The fashion and food industries are two genres that are very subjective in nature. Whether an outfit is fashionable or a dish is flavorful is all in the eye or the mouth of the beholder. Even within the same family or panel of judges on a reality show, you rarely find unanimous agreement. Therefore, how does a fashion writer or a food writer- or publisher of that writer- avoid violating any defamation laws while discussing a fashion or food topic honestly but with more opinion than fact?  Whether you are an American writer or across the globe in Australia, how does a writer avoid becoming a defamatory defendant?

A Publisher’s Point of View

Everything Lake Magazine is a print publication that has monthly style and food articles for the Lake County, Florida community. According to Everything Lake’s publisher Al Asghar, the key to avoiding defamation is in the tone and the goal of the article.

“As far as the food articles are concerned, we take a very neutral approach to it. We glorify the restaurant and talk about the positives. Most of the information is obtained by interviewing the owner of the restaurant. Our mission is more to introduce the restaurant to Lake County. Most people make their own opinions. As far as style & fashion, we engage in general topics that will help the reader.”
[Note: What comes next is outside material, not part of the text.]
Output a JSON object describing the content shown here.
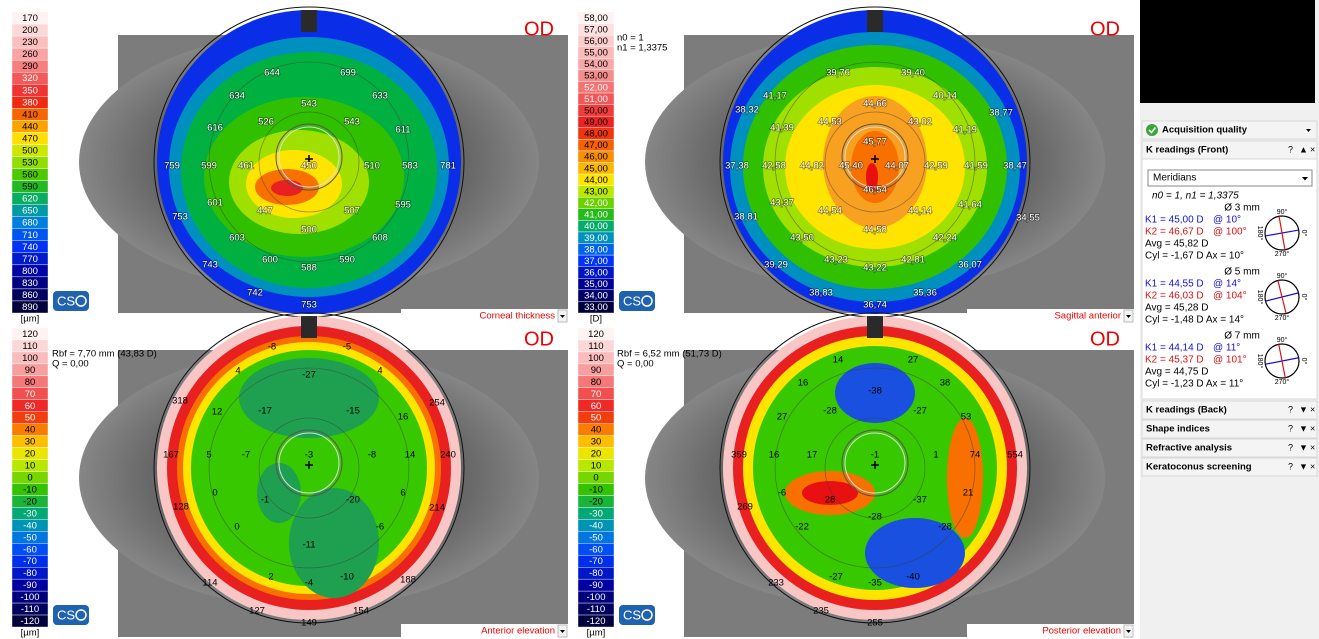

He concluded by saying “Our articles on fashion and food are more ‘feel-good’ articles. We emphasize the positive and focus on the good points.” How does this point of view hold up against defamation statues in the State of Florida?

The Legal Lingo

The elements of a defamation lawsuit in the state of Florida (the home of Everything Lake Magazine) include the following points:

1. The defendant published a false statement;

2. The statement was about the plaintiff;

3. The statement was made to a third party; and

4. The falsity of the statement caused injury to the plaintiff.

Additionally, according to Citizen Media Law Project, a plaintiff must also prove that the defendant’s fault in publishing the statement amounted to at least negligence.

Thus, when contrasting Asghar’s approach to fashion and food articles in his magazine to the requirements of a defamation lawsuit in the state of Florida, there is strong support to his assertions that tone and motive is key to fair and legal publications. If a writer maintains a feel-good tone while focusing on only the positive aspects of a restaurant or in that they only want to help their reader, they avoid negligent behavior or falsity in their writing- even if it is in the opinioned fashion and food industries.